Sur le plan humain, j’entends accompagner le mieux possible nos salariés, s’ils en ont besoin, dans l’évolution de leur capacité. On sait que le vieillissement des personnes porteuses de trisomie 21 est souvent plus rapide et donc il est fort probable qu’à 50 ans, ils ne puissent plus travailler avec nous. Il y aura des passages difficiles, je le sais, mais on s’adaptera au fur et à mesure comme nous l’avons toujours fait.

En chiffres

  • CA (2023) 201 000 €
  • Entre 8 et 9 salariés
  • 35 couverts
  • 5e restaurant en France à avoir confié le service à des personnes porteuses de trisomie 21

1 L’Areams (Association ressources pour l’accompagnement médico-social et social) intervient dans plusieurs domaines, dont le handicap et de l’inclusion, en Vendée et dans les départements limitrophes.

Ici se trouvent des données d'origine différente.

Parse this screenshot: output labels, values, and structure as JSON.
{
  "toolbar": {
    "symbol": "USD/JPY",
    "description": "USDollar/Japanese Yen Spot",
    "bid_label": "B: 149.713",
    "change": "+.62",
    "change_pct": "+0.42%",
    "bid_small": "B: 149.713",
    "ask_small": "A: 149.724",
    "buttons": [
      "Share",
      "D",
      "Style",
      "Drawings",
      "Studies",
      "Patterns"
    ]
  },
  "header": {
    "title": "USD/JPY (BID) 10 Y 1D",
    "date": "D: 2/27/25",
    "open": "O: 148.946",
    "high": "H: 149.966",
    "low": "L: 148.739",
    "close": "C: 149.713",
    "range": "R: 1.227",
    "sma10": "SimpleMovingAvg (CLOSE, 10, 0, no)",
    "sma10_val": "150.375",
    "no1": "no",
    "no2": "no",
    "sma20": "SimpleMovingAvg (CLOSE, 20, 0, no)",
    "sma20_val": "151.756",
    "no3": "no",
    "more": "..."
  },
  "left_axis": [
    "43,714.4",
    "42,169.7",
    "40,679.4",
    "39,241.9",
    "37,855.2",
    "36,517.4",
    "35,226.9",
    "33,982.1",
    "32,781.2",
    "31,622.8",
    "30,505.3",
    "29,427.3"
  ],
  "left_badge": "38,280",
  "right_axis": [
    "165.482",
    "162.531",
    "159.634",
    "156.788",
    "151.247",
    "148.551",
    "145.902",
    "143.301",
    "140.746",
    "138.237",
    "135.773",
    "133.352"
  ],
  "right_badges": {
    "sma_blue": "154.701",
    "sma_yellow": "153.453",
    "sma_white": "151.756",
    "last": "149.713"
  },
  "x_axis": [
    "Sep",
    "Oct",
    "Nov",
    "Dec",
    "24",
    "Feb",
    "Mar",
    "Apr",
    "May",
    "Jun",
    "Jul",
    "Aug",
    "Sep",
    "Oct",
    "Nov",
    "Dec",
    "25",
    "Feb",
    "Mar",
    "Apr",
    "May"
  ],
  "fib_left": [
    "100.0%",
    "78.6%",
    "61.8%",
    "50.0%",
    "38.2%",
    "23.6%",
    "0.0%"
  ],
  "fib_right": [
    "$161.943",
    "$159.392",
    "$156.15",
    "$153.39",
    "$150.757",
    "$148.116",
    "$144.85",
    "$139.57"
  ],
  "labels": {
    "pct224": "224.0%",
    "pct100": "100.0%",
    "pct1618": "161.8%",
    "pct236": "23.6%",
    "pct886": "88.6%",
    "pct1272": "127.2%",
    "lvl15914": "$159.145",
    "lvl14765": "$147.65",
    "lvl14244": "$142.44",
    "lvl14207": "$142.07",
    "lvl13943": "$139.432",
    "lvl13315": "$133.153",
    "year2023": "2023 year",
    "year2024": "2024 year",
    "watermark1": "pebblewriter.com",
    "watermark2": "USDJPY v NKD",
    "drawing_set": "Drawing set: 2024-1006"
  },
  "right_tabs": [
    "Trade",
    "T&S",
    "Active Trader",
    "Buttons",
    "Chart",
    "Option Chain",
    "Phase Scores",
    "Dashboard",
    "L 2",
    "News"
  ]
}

2 L’Adapei-Aria de Vendée agit en faveur de l’insertion sociale des personnes en situation de handicap.

3 Publication de la Dares (Direction de l’animation de la recherche, des études et des statistiques) –ministère du Travail, octobre 2023.

4 En cas de non-respect de l’OETH, les entreprises s’exposent au versement d’une contribution financière annuelle à l’Agefiph. Le montant de cette contribution est calculé en fonction du nombre de travailleurs handicapés que l’entreprise aurait dû théoriquement employer.